I was going to buy Nest Thermostat, but went with Honeywell because Nest has complaints about temperate not being accurate!
I bought Lutron Caséta Wireless switches because I trust switch from electrical company instead of a tech company. The hub was a pain to get connected but I don’t have to worry about quality of the switches. BTW, Lutron tech support is 24/7 US based. Switches are expensive, $50+, but I called on a Friday night and they diagnosed a three way switch problem was caused by my wiring mistake. Ten minutes later and working!
January 23, 2017 at 9:28 PM #805082FlyerInHiGuestI have both Nest and Honeywell.
Nest has more temp variation to save energy. Nest has occupancy sensor and auto away which great is there are people coming and going all day. In non-san Diego climate that can save a lot of energy.
At my main apartment I use Honeywell. I like the color screen which makes it more jetsons modern. But the thermostat clicks which is old world and sounds low tech.
I have lutron who has their own communication protocol, but for I’m beginning to try GE which supports generic z wave.
Flu, iron security door in CV?
January 23, 2017 at 9:38 PM #805084spdrunParticipantClicking means a relay vs a solid-state switch. Mechanical relays are arguably better — they provide a lower-resistance path for the control current.
This is important if you’re controlling something like a wall heater that uses a low-voltage thermopile vs a 24V transformer to provide the control current.
January 24, 2017 at 3:12 PM #805104FlyerInHiGuest[quote=spdrun]Clicking means a relay vs a solid-state switch. Mechanical relays are arguably better — they provide a lower-resistance path for the control current.
This is important if you’re controlling something like a wall heater that uses a low-voltage thermopile vs a 24V transformer to provide the control current.[/quote]
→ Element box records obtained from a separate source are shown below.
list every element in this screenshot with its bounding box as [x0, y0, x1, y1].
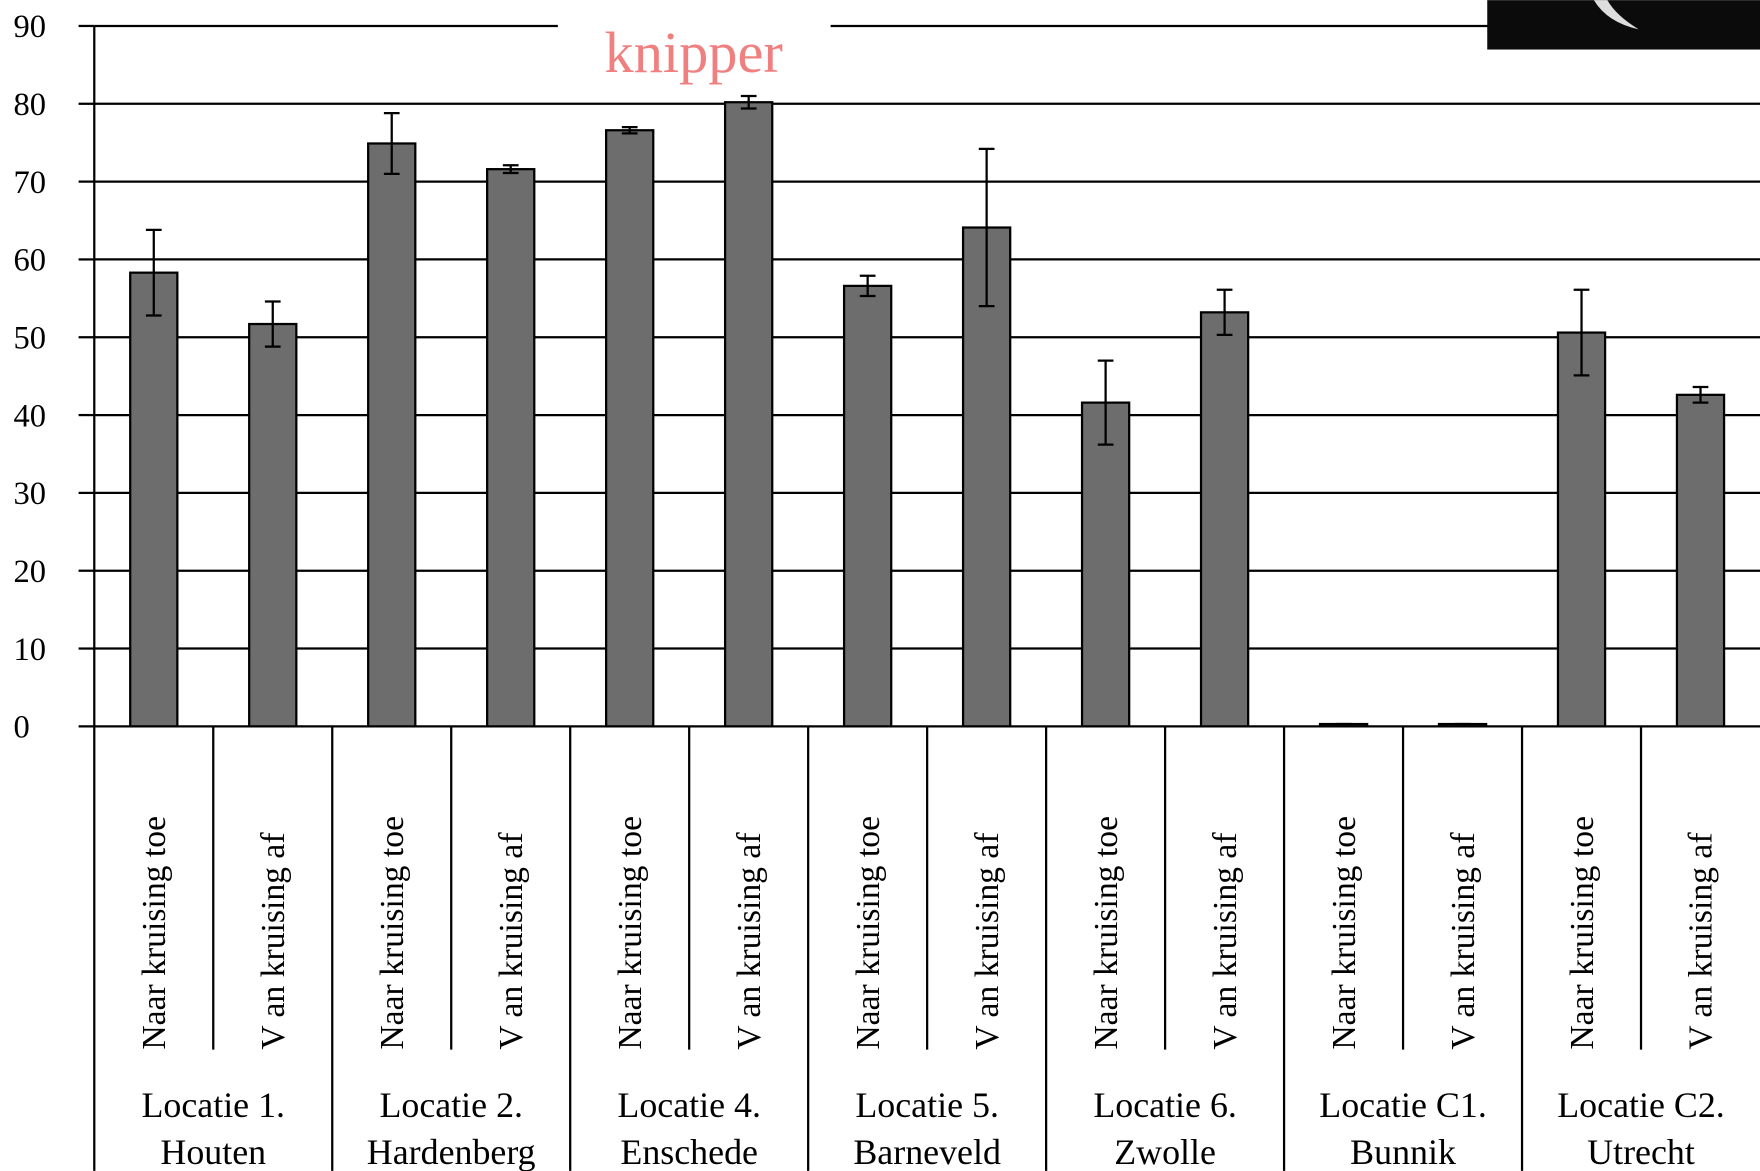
error-bar [145, 228, 162, 317]
x-tick-label: V an kruising af [1445, 832, 1482, 1050]
y-tick-label: 10 [13, 632, 46, 668]
group-label: Locatie 4. [617, 1085, 761, 1125]
error-bar [383, 111, 400, 175]
group-place: Hardenberg [367, 1132, 536, 1171]
group-place: Enschede [620, 1132, 758, 1171]
title-backdrop [557, 11, 831, 46]
bar [961, 226, 1012, 728]
group-label: Locatie 1. [141, 1085, 285, 1125]
y-tick-label: 90 [13, 9, 46, 45]
y-tick-label: 40 [13, 398, 46, 434]
x-tick-label: V an kruising af [1683, 832, 1720, 1050]
group-place: Utrecht [1587, 1132, 1695, 1171]
bar [486, 168, 536, 728]
error-bar [1097, 359, 1114, 446]
x-tick-label: V an kruising af [731, 832, 768, 1050]
bar [367, 142, 417, 728]
error-bar [859, 274, 876, 298]
error-bar [502, 164, 519, 175]
x-tick-label: V an kruising af [969, 832, 1006, 1050]
error-bar [264, 300, 281, 348]
y-tick-label: 30 [13, 476, 46, 512]
y-tick-label: 60 [13, 243, 46, 279]
group-place: Houten [160, 1132, 266, 1171]
x-tick-label: Naar kruising toe [374, 816, 411, 1050]
error-bar [740, 94, 757, 110]
error-bar [621, 126, 638, 135]
bar [842, 284, 893, 728]
group-label: Locatie C1. [1319, 1085, 1487, 1125]
y-tick-label: 80 [13, 87, 46, 123]
group-place: Zwolle [1114, 1132, 1216, 1171]
error-bar [1692, 385, 1709, 404]
bar [1675, 393, 1726, 728]
bar [1080, 401, 1131, 728]
x-tick-label: V an kruising af [1207, 832, 1244, 1050]
x-tick-label: Naar kruising toe [850, 816, 887, 1050]
group-place: Barneveld [853, 1132, 1001, 1171]
group-label: Locatie 2. [379, 1085, 523, 1125]
group-label: Locatie 5. [855, 1085, 999, 1125]
error-bar [1216, 288, 1233, 337]
x-tick-label: Naar kruising toe [1088, 816, 1125, 1050]
y-tick-label: 20 [13, 554, 46, 590]
y-tick-label: 0 [13, 710, 29, 746]
error-bar [1573, 288, 1590, 377]
y-tick-label: 70 [13, 165, 46, 201]
x-tick-label: Naar kruising toe [136, 816, 173, 1050]
bar [723, 101, 774, 728]
group-label: Locatie 6. [1093, 1085, 1237, 1125]
y-tick-label: 50 [13, 320, 46, 356]
bar [129, 271, 179, 728]
x-tick-label: Naar kruising toe [612, 816, 649, 1050]
annotation: knipper [605, 20, 783, 85]
x-tick-label: V an kruising af [493, 832, 530, 1050]
group-place: Bunnik [1350, 1132, 1456, 1171]
x-tick-label: V an kruising af [255, 832, 292, 1050]
corner-image [1487, 0, 1760, 50]
bar [605, 129, 655, 728]
bar [1199, 311, 1250, 728]
bar [248, 322, 298, 728]
error-bar [978, 147, 995, 308]
x-tick-label: Naar kruising toe [1326, 816, 1363, 1050]
x-tick-label: Naar kruising toe [1564, 816, 1601, 1050]
group-label: Locatie C2. [1557, 1085, 1725, 1125]
bar [1556, 331, 1607, 728]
Yeah. In a small apartment clicking is kinda jarring. Maybe not in a 3000sf house where the thermostat is in a hallway.
I always liked home automation since I was a kid. Dreamed of automated home with flying saucers. Only in the last few years have we made progress.
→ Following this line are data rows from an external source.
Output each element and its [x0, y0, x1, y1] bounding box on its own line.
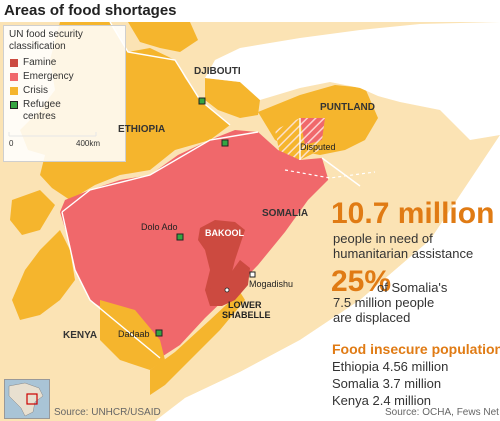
legend-heading: UN food security classification: [9, 29, 83, 52]
label-ethiopia: ETHIOPIA: [118, 124, 166, 135]
label-disputed: Disputed: [300, 142, 336, 152]
displaced-text-2: 7.5 million people: [333, 295, 435, 310]
source-left: Source: UNHCR/USAID: [54, 407, 161, 418]
legend-label-famine: Famine: [23, 57, 57, 68]
africa-locator-icon: [8, 382, 44, 417]
population-country: Somalia: [332, 376, 379, 391]
displaced-text-1: of Somalia's: [377, 280, 448, 295]
label-lower-shabelle-1: LOWER: [228, 300, 262, 310]
source-right: Source: OCHA, Fews Net: [385, 407, 499, 418]
legend-item-refugee: Refugee centres: [10, 99, 90, 123]
population-country: Kenya: [332, 393, 369, 408]
refugee-centre-icon: [10, 101, 18, 109]
scale-label-start: 0: [9, 139, 14, 148]
ethiopia-crisis-west: [10, 190, 55, 235]
refugee-marker-dadaab: [155, 329, 163, 337]
refugee-marker-dolo-ado: [176, 233, 184, 241]
refugee-marker-djibouti: [198, 97, 206, 105]
scale-label-end: 400km: [76, 139, 101, 148]
label-mogadishu: Mogadishu: [249, 279, 294, 289]
population-row-kenya: Kenya 2.4 million: [332, 393, 431, 408]
disputed-famine-hatch: [300, 118, 325, 145]
need-number: 10.7 million: [331, 197, 495, 230]
borders: [61, 21, 361, 359]
famine-lower-shabelle: [205, 260, 250, 306]
famine-bakool: [198, 220, 245, 300]
population-value: 3.7 million: [382, 376, 442, 391]
label-dadaab: Dadaab: [118, 329, 150, 339]
population-row-ethiopia: Ethiopia 4.56 million: [332, 359, 448, 374]
legend-item-crisis: Crisis: [10, 85, 48, 97]
legend: UN food security classification Famine E…: [3, 25, 126, 162]
label-bakool: BAKOOL: [205, 228, 244, 238]
label-dolo-ado: Dolo Ado: [141, 222, 178, 232]
ethiopia-crisis-north: [128, 22, 198, 52]
crisis-swatch: [10, 87, 18, 95]
legend-item-emergency: Emergency: [10, 71, 74, 83]
mogadishu-marker: [249, 271, 256, 278]
need-text: people in need of humanitarian assistanc…: [333, 231, 474, 261]
population-value: 4.56 million: [382, 359, 449, 374]
label-somalia: SOMALIA: [262, 208, 309, 219]
map-title: Areas of food shortages: [4, 2, 177, 19]
population-country: Ethiopia: [332, 359, 379, 374]
gulf-of-aden: [205, 22, 500, 140]
legend-label-emergency: Emergency: [23, 71, 74, 82]
famine-swatch: [10, 59, 18, 67]
legend-label-refugee: Refugee centres: [23, 99, 61, 122]
displaced-text-3: are displaced: [333, 310, 411, 325]
legend-item-famine: Famine: [10, 57, 56, 69]
indian-ocean: [160, 135, 500, 421]
label-djibouti: DJIBOUTI: [194, 66, 241, 77]
emergency-area: [60, 130, 330, 358]
populations-title: Food insecure populations: [332, 341, 500, 357]
displaced-number: 25%: [331, 265, 392, 298]
label-lower-shabelle-2: SHABELLE: [222, 310, 271, 320]
emergency-swatch: [10, 73, 18, 81]
locator-inset-map: [4, 379, 50, 419]
north-somalia-crisis: [205, 78, 260, 118]
lower-shabelle-marker: [224, 287, 230, 293]
label-puntland: PUNTLAND: [320, 102, 375, 113]
legend-label-crisis: Crisis: [23, 85, 48, 96]
label-kenya: KENYA: [63, 330, 98, 341]
kenya-crisis-area: [12, 230, 75, 320]
population-value: 2.4 million: [372, 393, 432, 408]
emergency-coast: [322, 140, 500, 185]
population-row-somalia: Somalia 3.7 million: [332, 376, 441, 391]
coast-crisis: [150, 292, 245, 395]
refugee-marker-ethiopia-east: [221, 139, 229, 147]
Last year, i bought house with window AC. I put in a relay to control AC with Nest. I wanted my tenants to feel like they are living in 21st century.
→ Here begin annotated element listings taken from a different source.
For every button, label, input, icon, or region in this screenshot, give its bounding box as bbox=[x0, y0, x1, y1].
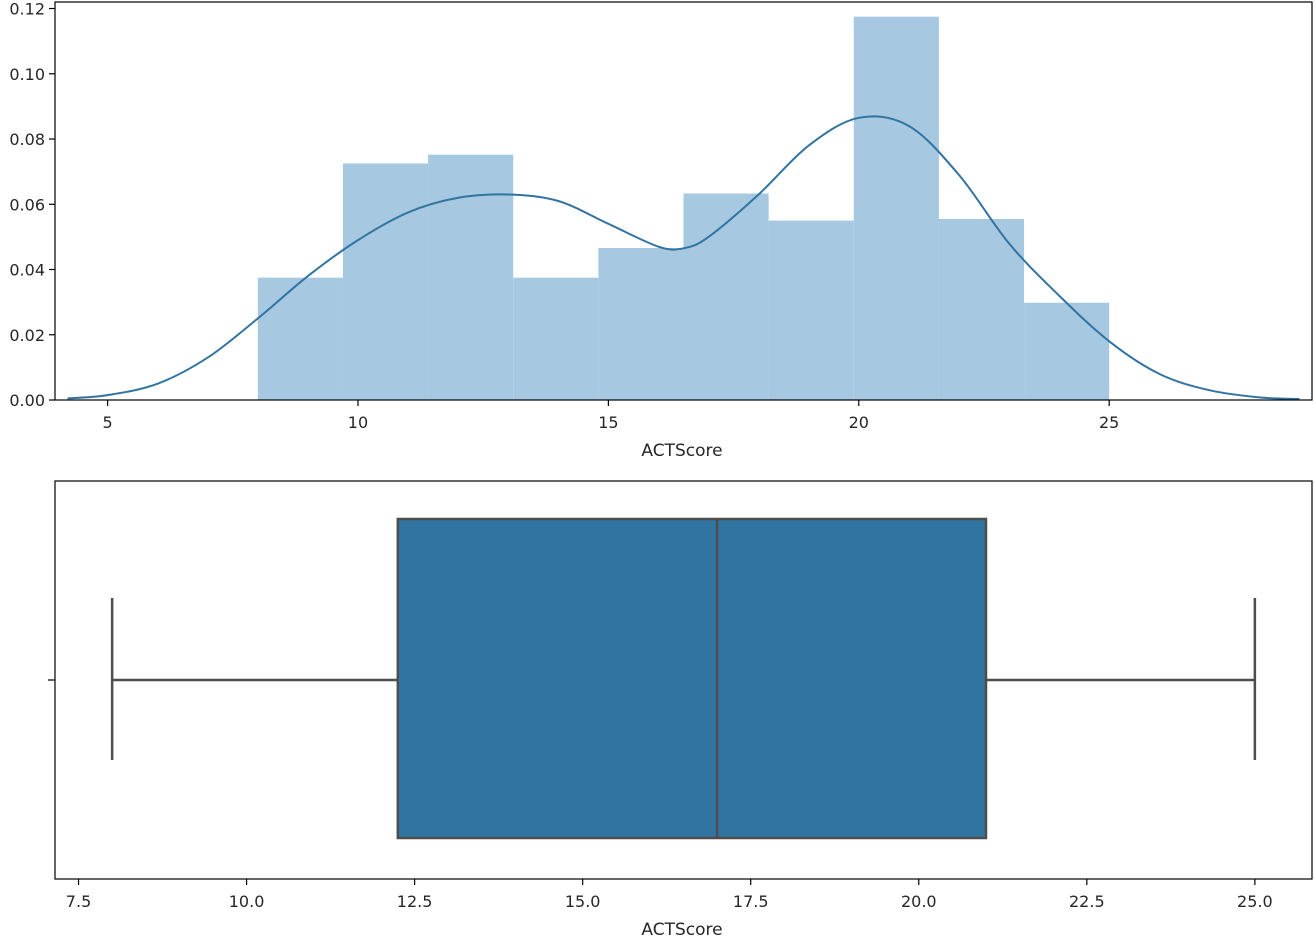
histogram-y-tick-label-6: 0.12 bbox=[9, 0, 45, 19]
histogram-x-tick-label-3: 20 bbox=[849, 413, 869, 432]
histogram-y-tick-label-1: 0.02 bbox=[9, 326, 45, 345]
histogram-x-axis-label: ACTScore bbox=[641, 441, 722, 461]
histogram-y-ticks: 0.00 0.02 0.04 0.06 0.08 0.10 0.12 bbox=[9, 0, 55, 410]
histogram-bar-2 bbox=[428, 154, 514, 400]
boxplot-box bbox=[396, 517, 988, 840]
histogram-y-tick-label-3: 0.06 bbox=[9, 195, 45, 214]
boxplot-x-axis-label: ACTScore bbox=[641, 920, 722, 938]
histogram-x-tick-label-2: 15 bbox=[598, 413, 618, 432]
histogram-x-ticks: 5 10 15 20 25 bbox=[102, 400, 1119, 432]
boxplot-x-tick-label-7: 25.0 bbox=[1237, 892, 1273, 911]
boxplot-x-tick-label-0: 7.5 bbox=[66, 892, 91, 911]
histogram-x-tick-label-4: 25 bbox=[1099, 413, 1119, 432]
boxplot-marks bbox=[110, 517, 1257, 840]
boxplot-x-tick-label-5: 20.0 bbox=[901, 892, 937, 911]
histogram-bar-7 bbox=[853, 16, 939, 400]
histogram-y-tick-label-4: 0.08 bbox=[9, 130, 45, 149]
histogram-y-tick-label-5: 0.10 bbox=[9, 65, 45, 84]
histogram-x-tick-label-0: 5 bbox=[102, 413, 112, 432]
boxplot-x-tick-label-4: 17.5 bbox=[733, 892, 769, 911]
histogram-bar-0 bbox=[257, 277, 343, 400]
histogram-bar-6 bbox=[768, 220, 854, 400]
kde-line bbox=[67, 115, 1300, 401]
histogram-y-tick-label-2: 0.04 bbox=[9, 261, 45, 280]
boxplot-x-tick-label-3: 15.0 bbox=[565, 892, 601, 911]
histogram-subplot: 5 10 15 20 25 0.00 0.02 0.04 0.06 0.08 0.10 0.12 A… bbox=[9, 0, 1313, 461]
boxplot-x-tick-label-1: 10.0 bbox=[229, 892, 265, 911]
histogram-bars bbox=[257, 16, 1110, 400]
boxplot-subplot: 7.5 10.0 12.5 15.0 17.5 20.0 22.5 25.0 ACTScore bbox=[48, 480, 1313, 938]
boxplot-x-ticks: 7.5 10.0 12.5 15.0 17.5 20.0 22.5 25.0 bbox=[66, 879, 1273, 911]
histogram-bar-8 bbox=[938, 218, 1025, 400]
boxplot-x-tick-label-6: 22.5 bbox=[1069, 892, 1105, 911]
histogram-bar-5 bbox=[683, 193, 769, 400]
histogram-bar-3 bbox=[513, 277, 599, 400]
histogram-bar-9 bbox=[1024, 302, 1110, 400]
histogram-x-tick-label-1: 10 bbox=[348, 413, 368, 432]
histogram-bar-1 bbox=[342, 163, 429, 400]
histogram-y-tick-label-0: 0.00 bbox=[9, 391, 45, 410]
histogram-frame bbox=[54, 1, 1313, 401]
boxplot-x-tick-label-2: 12.5 bbox=[397, 892, 433, 911]
histogram-bar-4 bbox=[598, 247, 684, 400]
January 24, 2017 at 6:31 PM #805105HobieParticipantChrist Brian. You get bent about a relay clicking and you have a loud ass window AC and think your tenant is impressed with the Jetsons. Might you imagine what they are saying behind your back?
January 24, 2017 at 7:59 PM #805109FlyerInHiGuestHoboe, the thermostats are in different locations.
I was pleasantly surprised that the new LG window ACs are not “window shakers” anymore. Better than no AC. Not a bad option, through the wall.
January 24, 2017 at 8:46 PM #805110moneymakerParticipantA flood sensor tied to a system with a main water shutoff would be a good idea.Along with a camera that takes pictures when someone walks up to the front door. I already have an attic fan that turns on based on temperature but to have it measure humidity too would be cool.
February 13, 2017 at 10:55 AM #805536plmParticipantNot nearly handy enough to do something like this myself but I would like to test if my water regulator failed. After replacing two toilet refill kits in less than a month, I think the water pressure is too high, seems higher than before.
So I need to buy a pressure monitor kit and measure the water pressure, then try reducing the water pressure by turning a screw counter clockwise. I can measure at the outside hose bib?
And if it doesn’t go down then I need a plumber to change the regulator.
Thanks
February 14, 2017 at 5:11 AM #805551HobieParticipantHome Depot sells water pressure gauge ~$12. The pressure nut is double nutted meaning you have to loosen the lock nut first, then loosen the pressure bolt. Flow some water and recheck gauge. Easy.
You might keep an eye on the gauge when someone in the house turns on faucet. Should be same pressure. If it drops=bad regulator.
If you guys are so inclined, and want to spend about $400, you can install another pressure regular just after the meter. This will reduce the pressure to the landscaping. Advantage is less atomization at the spray heads. Bigger raindrops=more gets on the ground.
Another way is the install a smaller pressure reducer at the beginning of each sprinkler manifold.